O nobre e o escravo *
“A beleza do Super-homem vem a mim como uma sombra;
que me importa, agora... os deuses!...” F. Nietzsche
Nietzsche, através de Zaratustra, anuncia o novo homem, o Übermensch. O Super-homem assume seu desejo de poder, que traduz-se, para ele, como desejo de viver. O Übermensch é a superação do homem e Nietzsche conclama este novo homem: “um homem que justifique o homem, de um acaso feliz do homem, complementar e redentor, em virtude do qual possamos manter a fé no homem!” (NIETZSCHE).
Os homens da praça pública, conforme anuncia Zaratustra, dizem que todos são iguais. Perante Deus não há superiores, não há um mais que outro: é a uniformidade humana. Entretanto, este Deus está morto, e o forte não quer ser igual a população, ele deseja ser o além: o Além-homem. Anuncia Zaratustra: “Homens superiores, fugi da praça pública! (...) Homens superiores, esse Deus foi o vosso maior perigo. Ressuscitastes desde que ele jaz na sepultura. Só agora torna o Grande Meio-Dia; agora torna-se senhor o homem superior”.
O Super-homem é o homem forte, o homem do não-ressentimento, o que realiza sua Vontade de Potência, assumindo-a a todo custo sem jamais se culpar, sem jamais se ressentir; é o homem do amor a si, do cuidado de si, é o homem ético. O homem superior é o homem que afirma a vida em sua maior instância. “Na Escola Bélica da vida - O que não me faz morrer me torna mais forte” afirma Nietzsche. O homem superior é o homem do Sim.
Em contrapartida a esse homem superior, ao nobre, nasce o escravo. Eis a fórmula escrava: “Eu sou bom, portanto tu és mau. Tu és mau, portanto eu sou bom”(DELEUZE). O escravo é o sujeito do ressentimento, da culpa e da negação. O escravo é necessário ao nobre para que este realize sua vontade de poder, de dominação. Entrementes, quando isto ocorre, o escravo utiliza da fórmula acima para se defender. O escravo é fraco, não luta e não pode lutar contra o forte, todavia, ele usa de conceitos para frear a dominação e a violência do nobre: eis a moral universal triunfante.
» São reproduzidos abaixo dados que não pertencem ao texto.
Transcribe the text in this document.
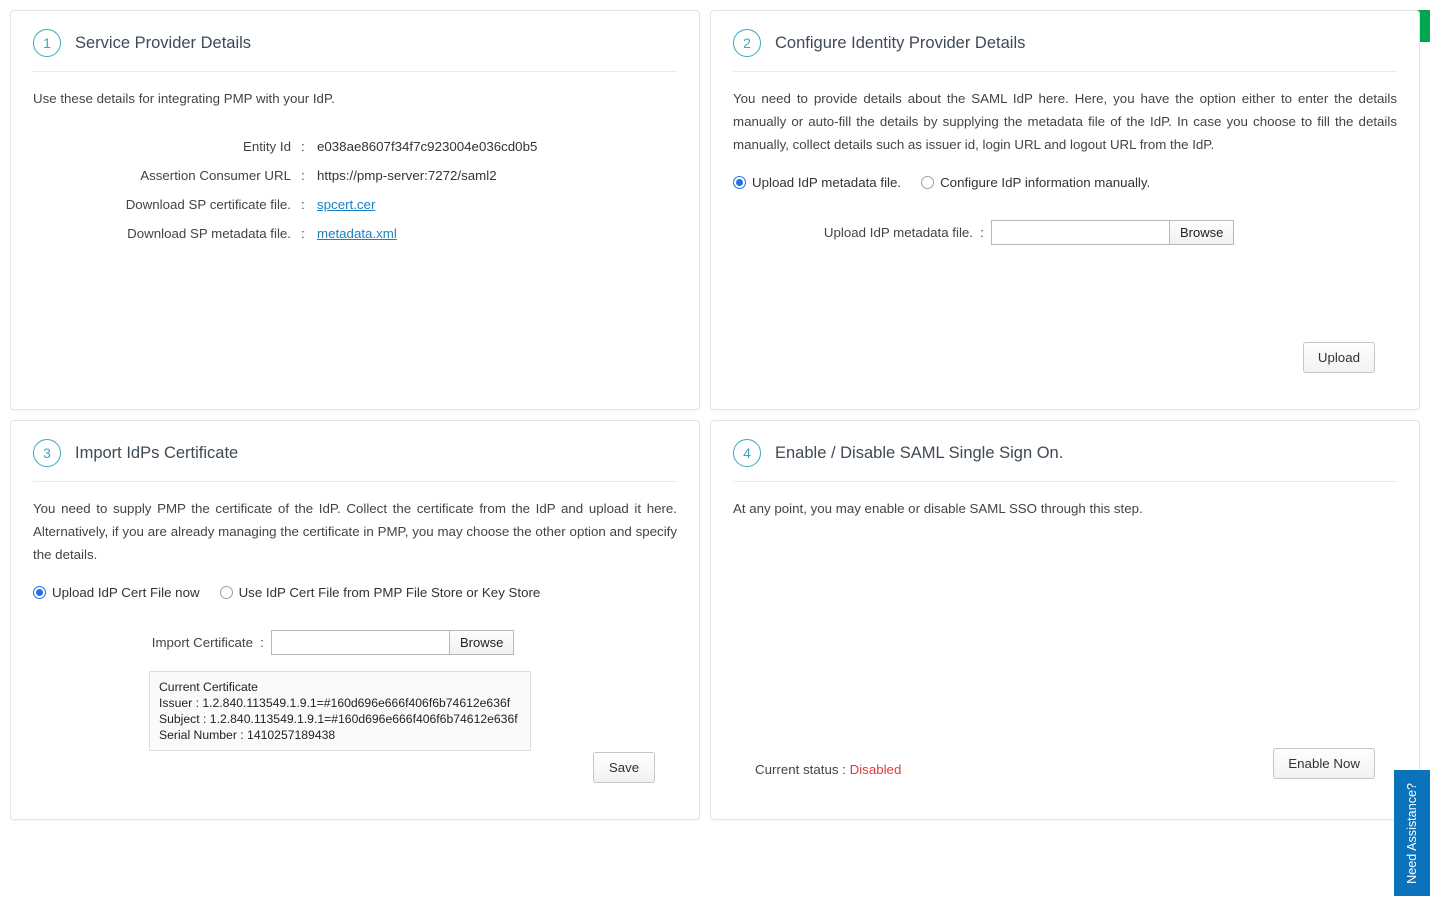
1	Service Provider Details
Use these details for integrating PMP with your IdP.
Entity Id : e038ae8607f34f7c923004e036cd0b5
Assertion Consumer URL : https://pmp-server:7272/saml2
Download SP certificate file. : spcert.cer
Download SP metadata file. : metadata.xml
2	Configure Identity Provider Details
You need to provide details about the SAML IdP here. Here, you have the option either to enter the details manually or auto-fill the details by supplying the metadata file of the IdP. In case you choose to fill the details manually, collect details such as issuer id, login URL and logout URL from the IdP.
Upload IdP metadata file.	Configure IdP information manually.
Upload IdP metadata file. :	Browse
Upload
3	Import IdPs Certificate
You need to supply PMP the certificate of the IdP. Collect the certificate from the IdP and upload it here. Alternatively, if you are already managing the certificate in PMP, you may choose the other option and specify the details.
Upload IdP Cert File now	Use IdP Cert File from PMP File Store or Key Store
Import Certificate :	Browse
Current Certificate
Issuer : 1.2.840.113549.1.9.1=#160d696e666f406f6b74612e636f
Subject : 1.2.840.113549.1.9.1=#160d696e666f406f6b74612e636f
Serial Number : 1410257189438
Save
4	Enable / Disable SAML Single Sign On.
At any point, you may enable or disable SAML SSO through this step.
Current status : Disabled	Enable Now
Need Assistance?
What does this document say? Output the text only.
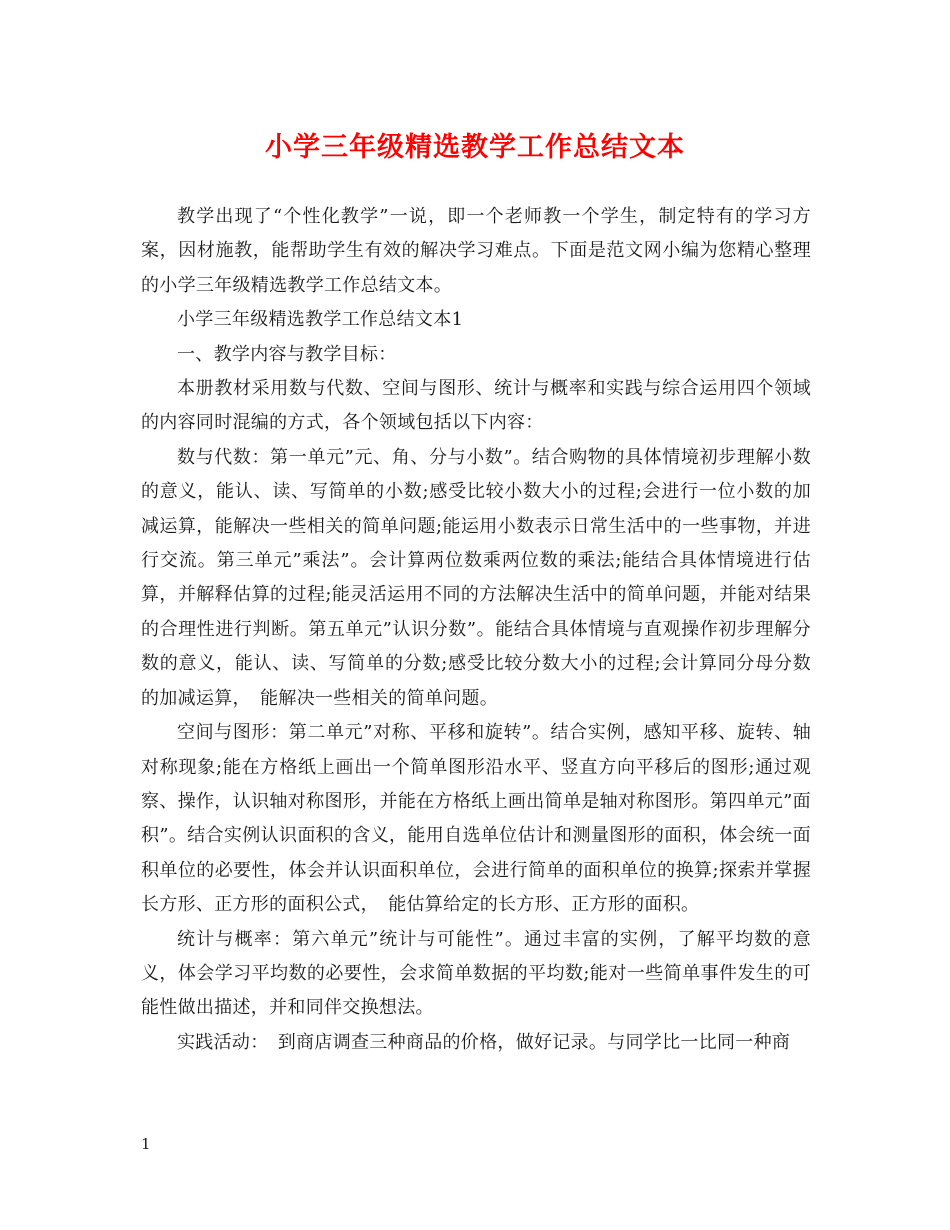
小学三年级精选教学工作总结文本

教学出现了“个性化教学”一说，即一个老师教一个学生，制定特有的学习方案，因材施教，能帮助学生有效的解决学习难点。下面是范文网小编为您精心整理的小学三年级精选教学工作总结文本。

小学三年级精选教学工作总结文本1

一、教学内容与教学目标：

本册教材采用数与代数、空间与图形、统计与概率和实践与综合运用四个领域的内容同时混编的方式，各个领域包括以下内容：

数与代数：第一单元”元、角、分与小数”。结合购物的具体情境初步理解小数的意义，能认、读、写简单的小数;感受比较小数大小的过程;会进行一位小数的加减运算，能解决一些相关的简单问题;能运用小数表示日常生活中的一些事物，并进行交流。第三单元”乘法”。会计算两位数乘两位数的乘法;能结合具体情境进行估算，并解释估算的过程;能灵活运用不同的方法解决生活中的简单问题，并能对结果的合理性进行判断。第五单元”认识分数”。能结合具体情境与直观操作初步理解分数的意义，能认、读、写简单的分数;感受比较分数大小的过程;会计算同分母分数的加减运算，　能解决一些相关的简单问题。

空间与图形：第二单元”对称、平移和旋转”。结合实例，感知平移、旋转、轴对称现象;能在方格纸上画出一个简单图形沿水平、竖直方向平移后的图形;通过观察、操作，认识轴对称图形，并能在方格纸上画出简单是轴对称图形。第四单元”面积”。结合实例认识面积的含义，能用自选单位估计和测量图形的面积，体会统一面积单位的必要性，体会并认识面积单位，会进行简单的面积单位的换算;探索并掌握长方形、正方形的面积公式，　能估算给定的长方形、正方形的面积。

统计与概率：第六单元”统计与可能性”。通过丰富的实例，了解平均数的意义，体会学习平均数的必要性，会求简单数据的平均数;能对一些简单事件发生的可能性做出描述，并和同伴交换想法。

实践活动：　到商店调查三种商品的价格，做好记录。与同学比一比同一种商

1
O escravo tem ciência de sua fraqueza, mas cria meios de sobrepujar o nobre, meios como a união, Deus e o preceito moral ame a teu próximo como a ti mesmo. Aí residem a força do escravo. O nobre termina por não realizar sua vontade, pois agora residem em sua consciência o ressentimento, o medo da punição divina, o medo de uma eternidade sofredora. A moral escrava é tão poderosa que se tornou real - ao menos intimamente - os conceitos consciência, eternidade, Deus. E, com o triunfo de tal moral, o homem, literalmente, esqueceu-se que estes não passam de conceitos e palavras vazias, que na verdade não existem e nunca existirão.
Taitson A. L. dos Santos
* Texto originalmente publicado em "A Tribuna Piracicabana" - 26/10/2001.